Les apports de la IIIème République
Si, en ce XIXème siècle, les bourgeois parisiens vont passer leurs vacances d’été à Dieppe et que les artistes (Delacroix, Nerval, Flaubert) s’aventurent, des mois durant, au Moyen-Orient, qu’en est-il pour les classes laborieuses et leurs enfants ? Pas grand-chose, sinon rien, tellement la vie quotidienne reste dure et incertaine. Il faut attendre les années 1880 pour que la République se penche sur la question des vacances scolaires. Elles passent ainsi de 2 à 8 semaines en été – ce qui permet aussi d’employer les enfants aux travaux des champs. Quoique laïques, les vacances intermédiaires n’en épousent pas moins la période des fêtes religieuses fériées, à Noël et à Pâques. Des œuvres de bienfaisance privées vont bientôt apparaître pour offrir aux enfants pauvres les joies de la campagne et du grand air. Religieuses ou laïques, elles sont animées par un même souci éducatif. Il s’agit d’inculquer à l’enfant les justes règles de la vie collective, tout en éveillant son esprit aux beautés de la nature. Elles anticipent les sociétés de scoutisme au début du XXèmesiècle puis, quelques décennies plus tard, la vogue des colonies de vacances.Jusqu’ici limités à quelques corporations (comme la SNCF), les congés payés se généralisent avec l’action syndicale. La loi des 13 et 20 juin 1936 accorde deux semaines aux ouvriers et aux employés : mais tous n’iront pas à la plage… Pour occuper ce temps libre, beaucoup vont épauler des parents paysans, bricolent, vont au café ou à la pêche, font des balades en vélo ou restent chez eux, en ville, heureux de pouvoir se lever quand ils veulent. Cela vaut encore mieux que les voyages propagandistes qu’offrent, à la même époque, l’Allemagne nazie et l’Italie fasciste à leurs travailleurs. Après la guerre, les comités d’entreprises et autres associations populaires prendront en charge les vacances des enfants mais aussi celles de leurs parents.

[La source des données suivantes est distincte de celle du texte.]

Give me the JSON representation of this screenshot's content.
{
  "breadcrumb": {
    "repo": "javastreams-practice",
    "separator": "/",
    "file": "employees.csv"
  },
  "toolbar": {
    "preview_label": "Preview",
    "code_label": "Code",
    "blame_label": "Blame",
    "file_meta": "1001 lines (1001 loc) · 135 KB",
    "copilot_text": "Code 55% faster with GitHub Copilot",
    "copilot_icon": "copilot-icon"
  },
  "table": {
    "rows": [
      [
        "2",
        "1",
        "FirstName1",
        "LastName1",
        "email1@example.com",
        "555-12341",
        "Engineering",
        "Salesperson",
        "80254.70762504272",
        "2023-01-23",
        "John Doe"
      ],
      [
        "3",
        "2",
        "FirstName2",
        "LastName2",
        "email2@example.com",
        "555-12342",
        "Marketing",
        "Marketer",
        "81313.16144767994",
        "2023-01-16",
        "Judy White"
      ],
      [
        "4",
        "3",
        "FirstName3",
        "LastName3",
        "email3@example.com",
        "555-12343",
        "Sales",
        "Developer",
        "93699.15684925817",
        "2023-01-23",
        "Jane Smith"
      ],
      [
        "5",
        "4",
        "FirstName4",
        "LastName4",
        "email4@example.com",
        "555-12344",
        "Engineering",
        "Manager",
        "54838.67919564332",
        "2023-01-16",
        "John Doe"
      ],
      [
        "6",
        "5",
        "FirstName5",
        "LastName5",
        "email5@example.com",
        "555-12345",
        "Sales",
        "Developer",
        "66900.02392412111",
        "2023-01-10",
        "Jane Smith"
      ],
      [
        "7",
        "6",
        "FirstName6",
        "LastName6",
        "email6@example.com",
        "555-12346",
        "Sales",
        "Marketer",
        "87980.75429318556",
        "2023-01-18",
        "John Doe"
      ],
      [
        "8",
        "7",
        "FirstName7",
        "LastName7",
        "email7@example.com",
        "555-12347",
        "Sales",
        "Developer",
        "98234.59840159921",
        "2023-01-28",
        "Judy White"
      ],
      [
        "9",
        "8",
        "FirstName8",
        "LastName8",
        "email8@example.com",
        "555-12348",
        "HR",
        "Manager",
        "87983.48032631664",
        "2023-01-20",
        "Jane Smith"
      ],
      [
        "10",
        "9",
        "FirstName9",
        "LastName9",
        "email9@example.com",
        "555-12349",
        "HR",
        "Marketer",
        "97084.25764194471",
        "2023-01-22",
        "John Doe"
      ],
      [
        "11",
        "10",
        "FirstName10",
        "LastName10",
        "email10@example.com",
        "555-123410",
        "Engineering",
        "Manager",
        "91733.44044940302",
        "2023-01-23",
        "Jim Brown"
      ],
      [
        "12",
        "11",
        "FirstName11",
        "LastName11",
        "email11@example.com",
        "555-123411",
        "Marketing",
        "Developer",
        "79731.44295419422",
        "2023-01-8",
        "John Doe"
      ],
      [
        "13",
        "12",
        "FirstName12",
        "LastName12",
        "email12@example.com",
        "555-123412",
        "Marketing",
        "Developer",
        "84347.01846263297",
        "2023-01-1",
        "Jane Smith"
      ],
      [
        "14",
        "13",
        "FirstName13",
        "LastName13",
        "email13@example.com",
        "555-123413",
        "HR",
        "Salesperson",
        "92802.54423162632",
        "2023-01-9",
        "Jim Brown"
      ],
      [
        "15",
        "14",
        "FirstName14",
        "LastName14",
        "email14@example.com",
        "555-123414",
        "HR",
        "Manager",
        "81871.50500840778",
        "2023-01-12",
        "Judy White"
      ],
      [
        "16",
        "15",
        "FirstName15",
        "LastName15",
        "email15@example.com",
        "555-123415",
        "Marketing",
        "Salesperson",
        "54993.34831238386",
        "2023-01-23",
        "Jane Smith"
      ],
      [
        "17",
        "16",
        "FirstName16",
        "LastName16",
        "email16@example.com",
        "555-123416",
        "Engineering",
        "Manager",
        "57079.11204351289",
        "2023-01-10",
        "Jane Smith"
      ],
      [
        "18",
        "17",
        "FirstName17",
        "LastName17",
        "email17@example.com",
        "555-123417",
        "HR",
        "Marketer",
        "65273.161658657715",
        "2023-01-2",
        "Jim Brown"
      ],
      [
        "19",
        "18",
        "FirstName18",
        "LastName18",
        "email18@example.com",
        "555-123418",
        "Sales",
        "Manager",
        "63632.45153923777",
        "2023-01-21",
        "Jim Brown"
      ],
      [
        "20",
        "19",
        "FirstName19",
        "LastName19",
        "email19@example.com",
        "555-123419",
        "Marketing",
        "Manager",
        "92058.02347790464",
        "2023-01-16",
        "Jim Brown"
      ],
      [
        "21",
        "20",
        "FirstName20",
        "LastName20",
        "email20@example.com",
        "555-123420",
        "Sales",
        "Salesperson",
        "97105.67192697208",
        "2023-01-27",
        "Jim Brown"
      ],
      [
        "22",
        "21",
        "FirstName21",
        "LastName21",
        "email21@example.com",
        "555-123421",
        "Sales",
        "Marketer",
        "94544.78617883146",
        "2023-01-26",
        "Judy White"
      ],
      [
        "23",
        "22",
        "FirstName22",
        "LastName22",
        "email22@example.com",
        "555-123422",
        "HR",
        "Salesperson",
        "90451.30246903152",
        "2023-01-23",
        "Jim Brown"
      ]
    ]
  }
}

Avec les années 60 et la 4ème semaine de congés payés, les vacances deviennent un phénomène de masse. Mais les inégalités perdurent, selon que l’on est cadre ou employé, citadin ou paysan. Les Français redécouvrent leur pays à l’occasion d’un camping ou d’une résidence de vacances. Ils partent aussi à l’étranger, généralement dans des pays limitrophes (Espagne, Italie, Suisse). Certains osent de nouvelles formules, comme le Club Méditerranée. L’industrie du tourisme prend peu à peu son essor.
Et maintenant
Sommes-nous entrés, depuis deux décennies, dans une nouvelle ère des vacances ? Tout porte à le penser, tellement les propositions se sont multipliées et les demandes affinées. Le vacancier, désormais, s’informe, s’assure, compare les prix sur Internet. Si les seniors se sont rués sur le marché des croisières, les jeunes profitent souvent de leurs vacances pour s’initier à des sports nautiques ou alpins – quand ils n’optent pas pour un trekking au bout du monde. On préfère à la durée l’intensité de brefs séjours. Avec la 5ème semaine de congés payés, les Français peuvent étaler leurs vacances tout au long de l’année, même si les grands départs se font toujours en juillet-août et que la moitié des vacanciers continue de privilégier les bords de mer.  Mais tous ne disposent pas d’un égal budget et l’on assiste, depuis quelques années, à des regroupements, familiaux ou amicaux, qui permettent d’amortir le coût d’une location saisonnière. Et puis il y a tous ceux qui ne partent jamais, rivés à leur routine et à leur espace familier par un manque criant d’argent. La lutte pour la démocratisation des vacances n’est pas encore achevée…

 

Pour la rédaction de cet article, nous nous sommes en partie appuyés sur l’essai d’André Rauch, « Vacances en France » (éditions Hachette).